Dalam hal keganasan dalam kultivasi, mungkin tidak ada orang kedua di seluruh dunia yang dapat dibandingkan dengan Zhu Yin ini. Zhu Yin tidak hanya ganas terhadap orang lain, dia juga ganas terhadap dirinya sendiri.
 
Sebenarnya, dia sudah mencapai Tahap Kaisar Agung sejak lama. Karena dibatasi oleh lingkungan dan sumber daya kultivasinya, kultivasinya mengalami stagnasi.
 
Setelah menjelajahi seluruh Dunia Abadi, ia mengetahui sebuah tempat bernama Penjara Segel Jiwa. Ia mengetahui sebuah rahasia yang bahkan Zi Changluo pun tidak mengetahuinya: terdapat kolam jiwa yang sangat murni di bawah Penjara Segel Jiwa. Tempat ini sangat penting bagi Grand Dao-nya sendiri. Jika ia tidak memasuki Penjara Segel Jiwa, ia tidak akan mampu melangkah maju dalam kultivasinya.
 
Ini persis seperti bagaimana Mo Wuji harus benar-benar kembali ke kehidupan manusia biasa jika dia ingin melewati Tahap Kaisar Agung. Ini karena Mo Wuji mengkultivasi Dao Fana dan dia adalah leluhur Dao Fana.
 
Zhu Yin mengkultivasi Dao yang Patah. Demikian pula, dia juga merupakan pencetus Dao yang Patah. Dalam Dao yang Patah miliknya, dia menyerap jiwa kultivator lain untuk kultivasinya.
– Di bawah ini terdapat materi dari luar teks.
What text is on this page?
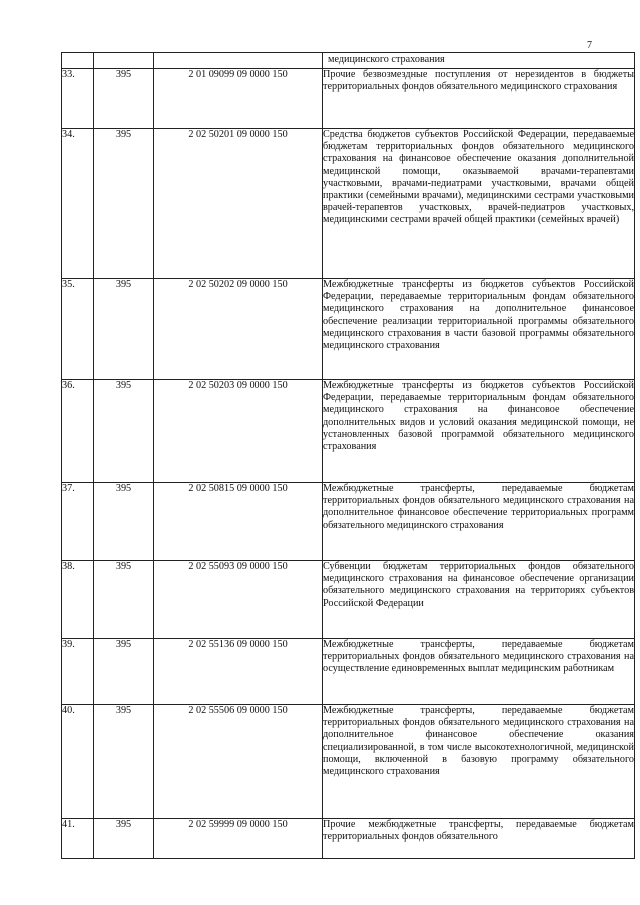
7
			медицинского страхования
33.	395	2 01 09099 09 0000 150	Прочие безвозмездные поступления от нерезидентов в бюджеты территориальных фондов обязательного медицинского страхования
34.	395	2 02 50201 09 0000 150	Средства бюджетов субъектов Российской Федерации, передаваемые бюджетам территориальных фондов обязательного медицинского страхования на финансовое обеспечение оказания дополнительной медицинской помощи, оказываемой врачами-терапевтами участковыми, врачами-педиатрами участковыми, врачами общей практики (семейными врачами), медицинскими сестрами участковыми врачей-терапевтов участковых, врачей-педиатров участковых, медицинскими сестрами врачей общей практики (семейных врачей)
35.	395	2 02 50202 09 0000 150	Межбюджетные трансферты из бюджетов субъектов Российской Федерации, передаваемые территориальным фондам обязательного медицинского страхования на дополнительное финансовое обеспечение реализации территориальной программы обязательного медицинского страхования в части базовой программы обязательного медицинского страхования
36.	395	2 02 50203 09 0000 150	Межбюджетные трансферты из бюджетов субъектов Российской Федерации, передаваемые территориальным фондам обязательного медицинского страхования на финансовое обеспечение дополнительных видов и условий оказания медицинской помощи, не установленных базовой программой обязательного медицинского страхования
37.	395	2 02 50815 09 0000 150	Межбюджетные трансферты, передаваемые бюджетам территориальных фондов обязательного медицинского страхования на дополнительное финансовое обеспечение территориальных программ обязательного медицинского страхования
38.	395	2 02 55093 09 0000 150	Субвенции бюджетам территориальных фондов обязательного медицинского страхования на финансовое обеспечение организации обязательного медицинского страхования на территориях субъектов Российской Федерации
39.	395	2 02 55136 09 0000 150	Межбюджетные трансферты, передаваемые бюджетам территориальных фондов обязательного медицинского страхования на осуществление единовременных выплат медицинским работникам
40.	395	2 02 55506 09 0000 150	Межбюджетные трансферты, передаваемые бюджетам территориальных фондов обязательного медицинского страхования на дополнительное финансовое обеспечение оказания специализированной, в том числе высокотехнологичной, медицинской помощи, включенной в базовую программу обязательного медицинского страхования
41.	395	2 02 59999 09 0000 150	Прочие межбюджетные трансферты, передаваемые бюджетам территориальных фондов обязательного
Dia meminjam jiwa dan roh primordial orang lain untuk memperkuat jiwanya sendiri. Itu adalah teknik kultivasi yang sangat jahat. Tentu saja, di mata Zhu Yin, tidak ada kejahatan atau keadilan dalam teknik kultivasi; hanya ada yang kuat dan yang lemah.
 
Ketika teknik kultivasi ini dikembangkan hingga puncaknya, jiwa dan lautan kesadarannya menghadapi batasan Hukum Langit dan Bumi; sangat sulit baginya untuk melangkah lebih jauh.
 
Setelah bertahun-tahun meraba-raba, Zhu Yin akhirnya memahami prinsip di baliknya. Jika ia ingin melepaskan diri dari belenggu ini, ia perlu menyingkirkan dao asing yang ada di dalam jiwanya dan lautan kesadarannya.
 
Meskipun bakat Zhu Yin sangat tinggi dan Dao-nya yang Hancur sangat mengesankan, lautan kesadarannya tidak dapat tetap murni setelah melahap begitu banyak jiwa dan dao di dalamnya.
 
Metode yang Zhu Yin simpulkan untuk memecahkan masalah ini adalah dengan menggunakan Penjara Segel Jiwa Surga Tertinggi. Di Penjara Segel Jiwa, jiwanya akan disegel. Jiwanya kemudian akan disiksa, dilemahkan, ditempa, dan akhirnya disempurnakan.
 
Begitu seseorang memasuki tempat seperti Penjara Segel Jiwa, pada dasarnya dia akan kehilangan semua harapan hidup. Jika itu orang lain, dia tidak akan dengan sukarela mengirim dirinya sendiri ke Penjara Segel Jiwa.
 
Namun, Zhu Yin melakukan hal itu. Tidak hanya itu, dia melakukannya tanpa sepengetahuan Zi Changluo.
 
Kita harus tahu bahwa jika Zi Changluo memiliki sedikit saja niat untuk membunuhnya, maka Zhu Yin pasti akan mati. Setelah bertahun-tahun disiksa, ia terus bertahan agar teknik kultivasinya dapat disempurnakan. Tepat ketika ia ingin meninggalkan Penjara Segel Jiwa, Zi Changluo memberinya kesempatan.
 
Ketika Zi Changluo membawanya keluar dari Penjara Segel Jiwa, segel yang dipasang Penjara Segel Jiwa padanya pun patah. Saat ia melangkah keluar dari Penjara Segel Jiwa, ia tahu bahwa hidup dan matinya sekali lagi berada dalam kendalinya.
 
Alasan mengapa dia masih mengikuti Gongshu Shipan ke Sekolah Abadi Ping Fan bukanlah karena dia ingin membantu Zi Changluo menghadapi Mo Wuji. Sebaliknya, itu benar-benar karena dia ingin bertarung dengan Mo Wuji itu.
 
Zhu Yin benar-benar ingin tahu seberapa kuat ahli itu sebenarnya? Seberapa kuat dia sampai-sampai Zi Changluo pun takut? Pada saat yang sama, Zhu Yin ingin tahu seberapa kuat dia setelah Dao Patahnya mencapai kesuksesan besar?
 
Selain itu, ia ingin menjadikan Mo Wuji sebagai santapan pertamanya setelah menyempurnakan teknik kultivasinya. Ia hanya berharap santapan ini tidak sedikit.
 
Tentu saja, dia tidak tahu bahwa setelah dia naik ke Dunia Abadi, keturunannya mendirikan Sekte Dao Reinkarnasi di Zhen Xing. Setelah itu, Sekte Dao Reinkarnasi dihancurkan oleh Sekte Tian Ji. Zhu Qu, keturunannya yang lain, kemudian mendirikan Sekte Hancur, tetapi sekte itu juga dihancurkan oleh Mo Wuji. Jika dia mengetahui semua ini, dia tidak akan begitu saja pergi ke arah Mo Wuji dengan tujuan mendapatkan makanan.